Thaïs a vécu jusqu’à quatre ans jusqu’au jour où elle n’était plus qu’ « un cœur qui bat » comme l’a décrit crument un médecin. Elle avait été heureuse et, jusqu’à la fin, elle avait aimé sa vie et ses proches. Son cœur a battu jusqu’au bout, en effet ! De mon côté, j’ai eu peur de ne pouvoir aimer Thaïs. En fait, j’ai ressenti son amour jusqu’à la fin, dans ses respirations mêmes. J’ai été capable de gravir cette montagne en talon aiguille… Parfois sans force mais tous les jours un peu plus loin. On est tous responsable de la dignité et de l’amour de l’autre.

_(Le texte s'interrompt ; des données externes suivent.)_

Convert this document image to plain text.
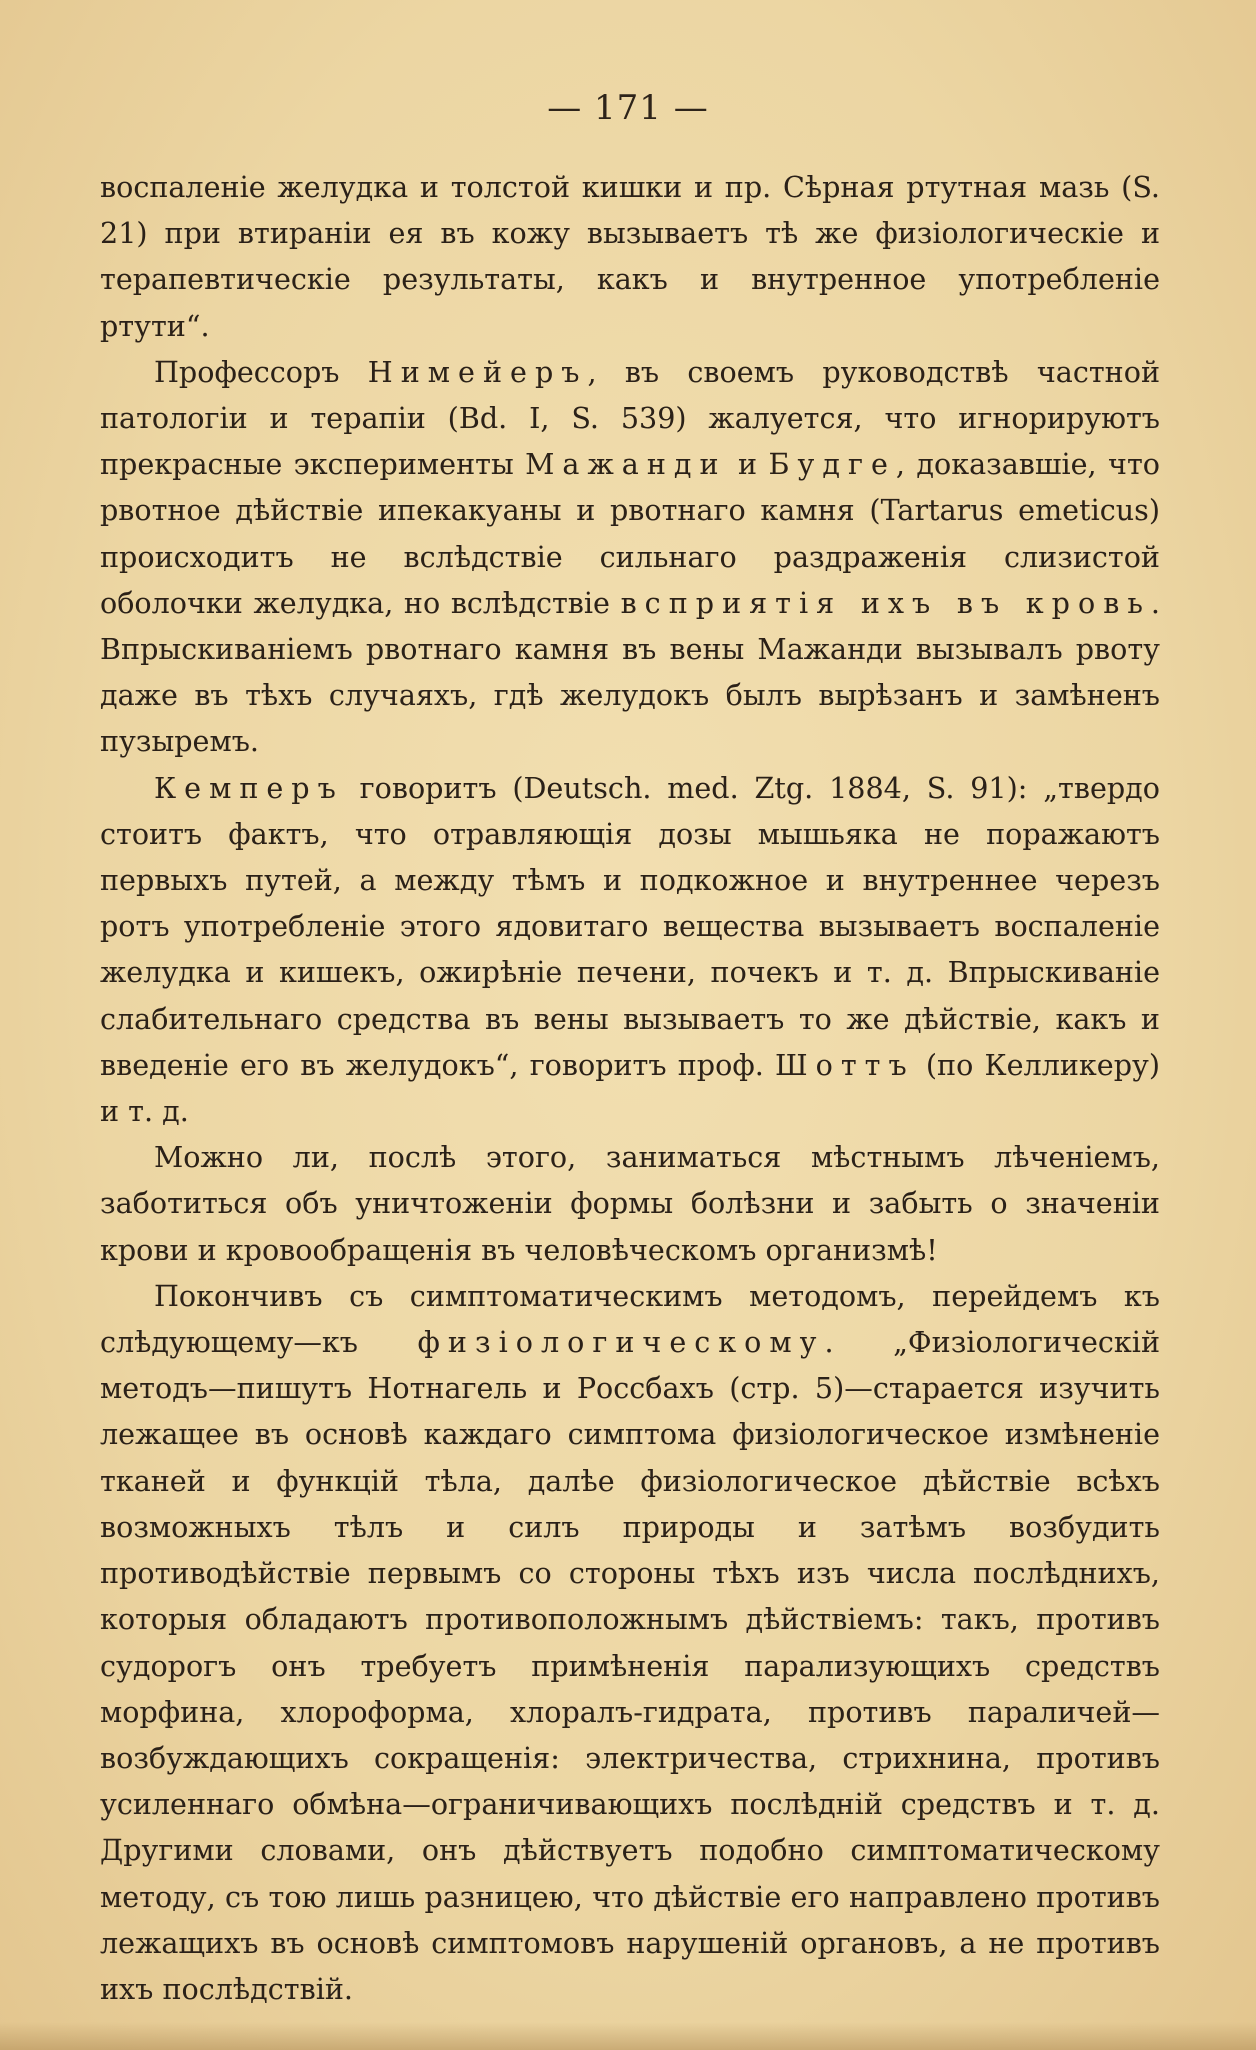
— 171 —

воспаленіе желудка и толстой кишки и пр. Сѣрная ртутная мазь (S. 21) при втираніи ея въ кожу вызываетъ тѣ же физіологическіе и терапевтическіе результаты, какъ и внутренное употребленіе ртути“.

Профессоръ Нимейеръ, въ своемъ руководствѣ частной патологіи и терапіи (Bd. I, S. 539) жалуется, что игнорируютъ прекрасные эксперименты Мажанди и Будге, доказавшіе, что рвотное дѣйствіе ипекакуаны и рвотнаго камня (Tartarus emeticus) происходитъ не вслѣдствіе сильнаго раздраженія слизистой оболочки желудка, но вслѣдствіе всприятія ихъ въ кровь. Впрыскиваніемъ рвотнаго камня въ вены Мажанди вызывалъ рвоту даже въ тѣхъ случаяхъ, гдѣ желудокъ былъ вырѣзанъ и замѣненъ пузыремъ.

Кемперъ говоритъ (Deutsch. med. Ztg. 1884, S. 91): „твердо стоитъ фактъ, что отравляющія дозы мышьяка не поражаютъ первыхъ путей, а между тѣмъ и подкожное и внутреннее черезъ ротъ употребленіе этого ядовитаго вещества вызываетъ воспаленіе желудка и кишекъ, ожирѣніе печени, почекъ и т. д. Впрыскиваніе слабительнаго средства въ вены вызываетъ то же дѣйствіе, какъ и введеніе его въ желудокъ“, говоритъ проф. Шоттъ (по Келликеру) и т. д.

Можно ли, послѣ этого, заниматься мѣстнымъ лѣченіемъ, заботиться объ уничтоженіи формы болѣзни и забыть о значеніи крови и кровообращенія въ человѣческомъ организмѣ!

Покончивъ съ симптоматическимъ методомъ, перейдемъ къ слѣдующему—къ физіологическому. „Физіологическій методъ—пишутъ Нотнагель и Россбахъ (стр. 5)—старается изучить лежащее въ основѣ каждаго симптома физіологическое измѣненіе тканей и функцій тѣла, далѣе физіологическое дѣйствіе всѣхъ возможныхъ тѣлъ и силъ природы и затѣмъ возбудить противодѣйствіе первымъ со стороны тѣхъ изъ числа послѣднихъ, которыя обладаютъ противоположнымъ дѣйствіемъ: такъ, противъ судорогъ онъ требуетъ примѣненія парализующихъ средствъ морфина, хлороформа, хлоралъ-гидрата, противъ параличей—возбуждающихъ сокращенія: электричества, стрихнина, противъ усиленнаго обмѣна—ограничивающихъ послѣдній средствъ и т. д. Другими словами, онъ дѣйствуетъ подобно симптоматическому методу, съ тою лишь разницею, что дѣйствіе его направлено противъ лежащихъ въ основѣ симптомовъ нарушеній органовъ, а не противъ ихъ послѣдствій.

Xin-Dong Cheng, galeriste et collectionneur d’art chinois contemporain – L’ »Etend-Art » du changement en Chine
La Chine d’aujourd’hui, deuxième puissance économique mondiale, n’est pas celle que j’ai connue dans mon enfance, une enfance passée dans le noir. La Chine est le pays des murailles, visibles et invisibles. Dans les années 1980, après Mao, une réforme de l’éducation a permis aux jeunes Chinois d’envisager un autre futur, avec des concours pour tous. Tous les Chinois ont voulu se projeter avec des voyages au-delà des villages séculaires ou à travers l’accès à des livres occidentaux et des revues underground. On sentait le changement malgré les batailles entre les conservateurs et les réformateurs au pouvoir.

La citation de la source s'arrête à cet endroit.